An alternative to a hand-held wand is a bar code scanner which does not require physical contact with the bar code which is to be read. While a hand-held wand and a bar code scanner both read bar codes with a beam of light, a bar code scanner typically produces a beam of light which is repetitively scanned across an area to an imager. It may also read a bar code with a charge-coupled device (CCD) scanner, one-dimensional or two-dimensional. In laser scanners, the beam of light can be produced by a laser source, such as a laser diode light source 30 in FIG. 29. If the beam of light from any type of scanner intercepts a bar code (or some other symbology), the modulated light which is reflected by the bar code is returned to sensing circuitry in the bar code scanner for interpretation. A record of the modulated light signal is called a bar code symbol reflectance profile. The strength of the modulated light signal is a function of the reflectances of the bars and spaces in the bar code, and the distance between the scanner and the bar code.
Nearly all scanners incorporate circuitry (the wave shaper) which converts the received signal into a digital pulse train, having a well controlled amplitude. The wave shaper picks a location on the received signal corresponding to a change of reflectance. The modified signal is analyzed on the basis of relative time. That is, the widths of the alternating areas of different reflectivity are measured on the basis of their relative scanning times. This allows the reader to be used with bar codes which have a wide variety of sizes, the important factor being that the relative widths of the elements of the bar codes be preserved. Accordingly, it is preferable that the light beam be scanned across the bar code at a substantially uniform rate in order to ease the task of interpreting the bar code.
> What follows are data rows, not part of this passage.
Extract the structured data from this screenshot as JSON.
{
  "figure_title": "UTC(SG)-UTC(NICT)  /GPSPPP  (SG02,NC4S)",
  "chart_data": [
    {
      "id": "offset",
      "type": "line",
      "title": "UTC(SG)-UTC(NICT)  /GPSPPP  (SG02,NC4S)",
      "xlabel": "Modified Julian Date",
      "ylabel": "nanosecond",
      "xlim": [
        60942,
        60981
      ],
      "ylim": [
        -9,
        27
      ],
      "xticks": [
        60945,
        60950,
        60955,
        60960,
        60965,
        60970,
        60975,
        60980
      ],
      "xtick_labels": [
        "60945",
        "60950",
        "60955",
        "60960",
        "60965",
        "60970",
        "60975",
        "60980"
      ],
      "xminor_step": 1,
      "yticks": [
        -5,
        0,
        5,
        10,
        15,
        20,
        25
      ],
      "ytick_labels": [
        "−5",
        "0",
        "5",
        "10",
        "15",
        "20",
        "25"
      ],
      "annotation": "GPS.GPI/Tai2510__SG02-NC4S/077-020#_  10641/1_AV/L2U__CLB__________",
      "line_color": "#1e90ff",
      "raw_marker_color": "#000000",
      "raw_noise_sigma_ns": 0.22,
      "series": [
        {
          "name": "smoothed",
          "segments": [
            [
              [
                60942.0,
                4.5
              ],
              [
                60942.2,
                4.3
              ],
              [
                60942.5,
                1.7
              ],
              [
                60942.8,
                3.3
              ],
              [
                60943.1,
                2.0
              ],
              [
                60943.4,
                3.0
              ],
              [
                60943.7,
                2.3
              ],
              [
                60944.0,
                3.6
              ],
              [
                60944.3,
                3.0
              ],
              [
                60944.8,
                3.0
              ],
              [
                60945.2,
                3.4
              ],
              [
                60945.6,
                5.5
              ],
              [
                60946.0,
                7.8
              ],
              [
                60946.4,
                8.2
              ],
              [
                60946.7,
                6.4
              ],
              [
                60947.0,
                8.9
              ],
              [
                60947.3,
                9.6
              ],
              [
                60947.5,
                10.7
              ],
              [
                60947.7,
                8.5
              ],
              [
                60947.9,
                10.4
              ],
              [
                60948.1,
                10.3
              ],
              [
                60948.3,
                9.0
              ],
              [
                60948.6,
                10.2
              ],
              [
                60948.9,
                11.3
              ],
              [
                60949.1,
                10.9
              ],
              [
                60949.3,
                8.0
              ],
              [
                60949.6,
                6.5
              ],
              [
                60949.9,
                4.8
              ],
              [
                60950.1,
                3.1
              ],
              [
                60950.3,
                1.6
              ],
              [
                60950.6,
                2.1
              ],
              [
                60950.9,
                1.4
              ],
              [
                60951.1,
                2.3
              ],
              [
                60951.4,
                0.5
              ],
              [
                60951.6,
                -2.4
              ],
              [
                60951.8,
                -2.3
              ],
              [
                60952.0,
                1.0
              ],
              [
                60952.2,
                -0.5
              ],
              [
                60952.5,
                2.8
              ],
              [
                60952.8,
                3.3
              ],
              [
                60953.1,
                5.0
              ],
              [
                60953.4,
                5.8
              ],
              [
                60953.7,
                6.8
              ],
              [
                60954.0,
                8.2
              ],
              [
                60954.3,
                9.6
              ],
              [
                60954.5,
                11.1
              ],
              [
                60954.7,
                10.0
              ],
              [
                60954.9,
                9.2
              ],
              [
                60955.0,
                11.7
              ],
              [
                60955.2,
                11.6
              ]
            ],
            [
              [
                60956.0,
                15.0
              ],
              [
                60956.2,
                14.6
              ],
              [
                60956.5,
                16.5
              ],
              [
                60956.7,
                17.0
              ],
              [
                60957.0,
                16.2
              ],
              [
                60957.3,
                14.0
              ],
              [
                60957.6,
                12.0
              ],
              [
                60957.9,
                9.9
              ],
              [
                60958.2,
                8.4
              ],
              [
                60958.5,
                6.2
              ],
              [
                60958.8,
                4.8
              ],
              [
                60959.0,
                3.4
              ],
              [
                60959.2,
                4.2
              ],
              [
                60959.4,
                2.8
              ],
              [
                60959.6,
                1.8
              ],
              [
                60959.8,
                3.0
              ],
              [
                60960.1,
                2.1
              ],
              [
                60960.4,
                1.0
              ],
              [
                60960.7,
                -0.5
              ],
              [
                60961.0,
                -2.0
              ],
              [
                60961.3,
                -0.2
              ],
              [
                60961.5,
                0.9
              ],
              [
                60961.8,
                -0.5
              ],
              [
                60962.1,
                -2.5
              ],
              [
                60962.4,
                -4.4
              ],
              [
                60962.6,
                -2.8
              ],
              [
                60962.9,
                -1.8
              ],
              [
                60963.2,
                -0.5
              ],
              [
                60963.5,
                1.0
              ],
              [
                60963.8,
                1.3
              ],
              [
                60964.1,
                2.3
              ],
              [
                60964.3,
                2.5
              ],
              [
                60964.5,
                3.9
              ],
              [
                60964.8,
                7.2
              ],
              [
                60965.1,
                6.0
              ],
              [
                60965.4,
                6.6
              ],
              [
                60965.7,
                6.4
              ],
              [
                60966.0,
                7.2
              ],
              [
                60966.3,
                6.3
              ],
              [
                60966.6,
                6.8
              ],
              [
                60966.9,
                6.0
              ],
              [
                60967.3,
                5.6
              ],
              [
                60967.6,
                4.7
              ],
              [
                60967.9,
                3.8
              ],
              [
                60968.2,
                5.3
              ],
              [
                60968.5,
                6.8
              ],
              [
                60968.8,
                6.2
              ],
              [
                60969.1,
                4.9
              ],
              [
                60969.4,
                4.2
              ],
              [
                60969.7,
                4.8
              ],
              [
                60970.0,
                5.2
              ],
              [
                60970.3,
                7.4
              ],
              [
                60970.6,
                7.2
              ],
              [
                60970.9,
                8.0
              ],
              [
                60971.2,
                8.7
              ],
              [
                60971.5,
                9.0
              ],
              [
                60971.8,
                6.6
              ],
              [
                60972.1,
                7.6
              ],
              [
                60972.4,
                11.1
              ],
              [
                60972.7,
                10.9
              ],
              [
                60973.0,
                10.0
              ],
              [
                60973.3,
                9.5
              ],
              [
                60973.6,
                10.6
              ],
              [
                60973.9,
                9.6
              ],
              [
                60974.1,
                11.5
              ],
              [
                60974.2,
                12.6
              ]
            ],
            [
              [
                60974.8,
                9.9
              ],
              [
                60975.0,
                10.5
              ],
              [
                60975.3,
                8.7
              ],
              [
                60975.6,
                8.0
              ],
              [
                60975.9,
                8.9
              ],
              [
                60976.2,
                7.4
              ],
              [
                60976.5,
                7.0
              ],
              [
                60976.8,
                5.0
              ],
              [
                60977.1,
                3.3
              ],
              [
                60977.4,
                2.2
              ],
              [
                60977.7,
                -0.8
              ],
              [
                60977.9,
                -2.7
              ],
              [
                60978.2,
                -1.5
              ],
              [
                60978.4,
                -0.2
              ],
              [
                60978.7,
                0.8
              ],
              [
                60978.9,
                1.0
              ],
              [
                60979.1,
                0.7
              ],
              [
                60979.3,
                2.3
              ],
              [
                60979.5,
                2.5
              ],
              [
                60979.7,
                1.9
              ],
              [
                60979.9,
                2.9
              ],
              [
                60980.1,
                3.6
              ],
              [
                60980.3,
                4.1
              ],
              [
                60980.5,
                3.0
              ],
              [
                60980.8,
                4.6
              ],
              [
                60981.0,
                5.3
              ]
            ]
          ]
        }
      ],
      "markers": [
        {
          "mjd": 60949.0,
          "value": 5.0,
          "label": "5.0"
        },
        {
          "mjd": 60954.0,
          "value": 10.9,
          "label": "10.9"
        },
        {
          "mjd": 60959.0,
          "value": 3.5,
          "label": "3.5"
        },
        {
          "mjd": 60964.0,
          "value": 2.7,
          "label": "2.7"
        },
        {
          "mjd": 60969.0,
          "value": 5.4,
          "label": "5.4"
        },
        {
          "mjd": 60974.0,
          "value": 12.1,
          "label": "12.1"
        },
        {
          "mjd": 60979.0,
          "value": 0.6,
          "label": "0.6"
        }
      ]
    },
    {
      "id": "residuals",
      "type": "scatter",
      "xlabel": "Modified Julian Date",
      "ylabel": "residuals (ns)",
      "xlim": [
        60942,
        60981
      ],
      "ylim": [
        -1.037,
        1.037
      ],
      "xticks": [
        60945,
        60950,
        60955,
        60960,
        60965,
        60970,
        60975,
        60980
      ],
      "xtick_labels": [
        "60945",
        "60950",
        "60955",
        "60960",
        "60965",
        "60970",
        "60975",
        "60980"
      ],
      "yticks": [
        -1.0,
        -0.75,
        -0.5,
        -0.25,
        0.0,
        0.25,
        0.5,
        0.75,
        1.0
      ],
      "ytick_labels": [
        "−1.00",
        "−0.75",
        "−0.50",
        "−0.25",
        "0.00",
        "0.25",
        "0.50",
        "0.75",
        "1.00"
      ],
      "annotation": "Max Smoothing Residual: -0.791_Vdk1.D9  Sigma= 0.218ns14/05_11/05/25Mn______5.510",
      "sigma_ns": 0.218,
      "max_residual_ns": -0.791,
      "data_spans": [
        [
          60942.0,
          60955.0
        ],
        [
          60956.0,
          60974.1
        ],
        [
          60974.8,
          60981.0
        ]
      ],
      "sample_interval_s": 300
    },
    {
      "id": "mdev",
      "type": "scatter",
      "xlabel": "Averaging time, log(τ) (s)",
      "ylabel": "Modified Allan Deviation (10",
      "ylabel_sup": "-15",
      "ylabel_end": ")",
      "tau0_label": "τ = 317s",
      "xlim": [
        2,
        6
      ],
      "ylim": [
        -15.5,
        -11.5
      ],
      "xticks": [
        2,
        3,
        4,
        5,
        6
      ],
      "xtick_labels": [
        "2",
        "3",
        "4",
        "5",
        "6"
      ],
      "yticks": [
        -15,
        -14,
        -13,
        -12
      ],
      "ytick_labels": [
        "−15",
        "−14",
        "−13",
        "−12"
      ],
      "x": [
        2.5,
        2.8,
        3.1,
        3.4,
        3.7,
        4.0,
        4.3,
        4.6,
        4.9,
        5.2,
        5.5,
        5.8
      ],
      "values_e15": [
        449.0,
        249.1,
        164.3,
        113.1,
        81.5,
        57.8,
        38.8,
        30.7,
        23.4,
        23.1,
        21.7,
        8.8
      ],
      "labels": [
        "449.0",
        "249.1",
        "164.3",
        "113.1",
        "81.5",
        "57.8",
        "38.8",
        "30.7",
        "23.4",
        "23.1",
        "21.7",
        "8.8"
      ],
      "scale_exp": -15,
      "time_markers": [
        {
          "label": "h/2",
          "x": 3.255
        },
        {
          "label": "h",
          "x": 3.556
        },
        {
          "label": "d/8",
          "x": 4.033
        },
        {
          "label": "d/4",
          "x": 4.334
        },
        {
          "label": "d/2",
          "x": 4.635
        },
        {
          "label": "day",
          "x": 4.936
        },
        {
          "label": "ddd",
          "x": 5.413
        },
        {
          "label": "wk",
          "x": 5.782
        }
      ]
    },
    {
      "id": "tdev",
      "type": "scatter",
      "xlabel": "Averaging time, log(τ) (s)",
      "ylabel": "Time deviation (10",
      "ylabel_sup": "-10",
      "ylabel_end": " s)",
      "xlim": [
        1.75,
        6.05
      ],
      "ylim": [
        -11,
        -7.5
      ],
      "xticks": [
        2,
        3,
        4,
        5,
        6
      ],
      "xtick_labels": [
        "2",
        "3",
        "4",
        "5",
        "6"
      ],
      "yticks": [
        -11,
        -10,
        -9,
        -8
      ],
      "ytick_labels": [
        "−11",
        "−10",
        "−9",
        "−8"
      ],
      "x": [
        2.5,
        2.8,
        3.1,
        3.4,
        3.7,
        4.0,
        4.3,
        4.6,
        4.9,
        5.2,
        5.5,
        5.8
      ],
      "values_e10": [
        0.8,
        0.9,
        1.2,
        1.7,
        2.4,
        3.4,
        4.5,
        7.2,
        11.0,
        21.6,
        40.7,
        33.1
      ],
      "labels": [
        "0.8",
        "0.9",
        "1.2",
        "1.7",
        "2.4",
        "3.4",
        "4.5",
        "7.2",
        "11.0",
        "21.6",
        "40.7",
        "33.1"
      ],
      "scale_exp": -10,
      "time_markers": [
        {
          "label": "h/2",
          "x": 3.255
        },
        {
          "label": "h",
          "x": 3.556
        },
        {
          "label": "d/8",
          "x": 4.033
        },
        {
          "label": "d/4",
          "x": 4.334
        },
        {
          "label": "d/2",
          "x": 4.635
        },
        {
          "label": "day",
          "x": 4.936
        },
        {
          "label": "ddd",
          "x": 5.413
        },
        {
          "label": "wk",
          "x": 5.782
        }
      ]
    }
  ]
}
The peaks and valleys in the symbol profile before shaping which is read by a scanner contain information regarding the relative positions and the relative intensity of the reflected light from the bars and spaces which make up the symbol. However, the information is corrupted because of the presence of noise or by a scanner operating beyond a range suitable for proper operation of the wave shaper circuitry. This noise may be especially destructive to the information contained in the narrow bars and spaces. However, the inventor has learned that fortunately the coding used in popular two-width machine readable symbologies contains a significant amount of redundancy, so that resolution of the wide bars and spaces is sufficient to allow the symbols to be decoded. Accordingly, the present invention allows a given bar code symbol to be read at distances significantly beyond the normal range of resolution of a given scanner and allows high-density symbols to be read by scanners not normally able to do so. At the same time, the method of the present invention does not depend upon complex mathematics and does not require knowledge about the scanner.